Pre-test tetap saya kerjakan. Isi soal-soal test membuat saya tertantang dan bersemangat untuk belajar lebih tentang kurikulum 2013. Menarik konsepnya. Konsep yang sebenarnya sudah kami jalankan di sekolah tempat saya mengajar. Benar-benar luar biasa jika bisa melihat ini diaplikasikan DENGAN BAIK di seluruh sekolah di Indonesia. Semakin bersemangat ketika instruktur berkata bahwa nanti kami bisa lihat hasil kami belajar seminggu ini, melalui nilai hasil pre-test dan post-test di sertifikat nanti.
Saya ikuti kelas dengan instruktur tersebut dengan antusiasme luar biasa.

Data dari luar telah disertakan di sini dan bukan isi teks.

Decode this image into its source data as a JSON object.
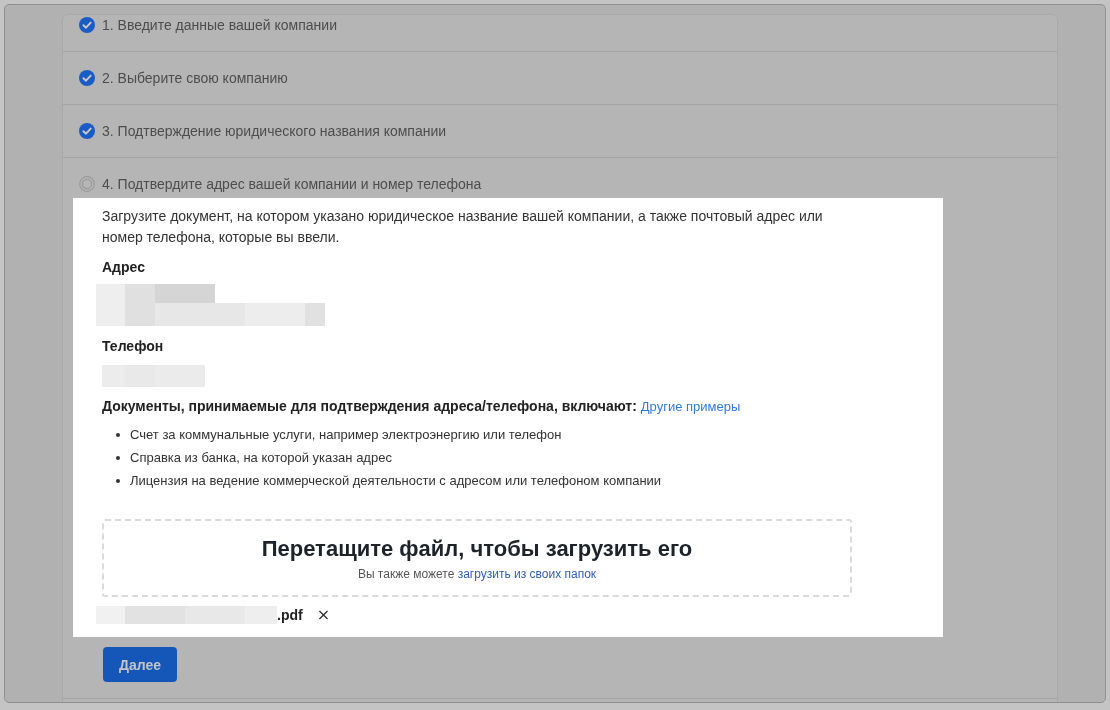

Namun ternyata tidak didukung oleh keadaan kelas. Instruktur menjelaskan materi dengan sangat tidak runut. Guru-guru riuh mencari-cari materi yang disajikan di halaman-halaman buku materi peserta yang kami terima dari panitia. Kami menandai halaman yang satu ke halaman-halaman lainnya dengan ACAK. Saya coba berpikir positif: “Ini berarti saya dituntut untuk belajar lagi dan merunut sendiri nanti”. Tetapi semakin sore, saya semakin kecewa. Instruktur sering berkata, “bisa dibaca-baca sendiri yang ini ya. Biar kita bisa perbanyak waktu di materi perancangan pembelajaran dan penilaian. Itu butuh waktu, karena saya sendiri belum terlalu mengerti. Jadi nanti kita belajar sama-sama ya ibu-ibu, bapak-bapak”. Alhasil, sajian materi kedua “analisis buku guru dan siswa” dari instruktur, tidak begitu berarti. Bahkan tiba-tiba, kami diminta berkelompok, melihat saja contoh di power point, dan segera mengerjakan tugas analisis buku guru-siswa (ada lembar kerjanya) dan mempresentasikannya.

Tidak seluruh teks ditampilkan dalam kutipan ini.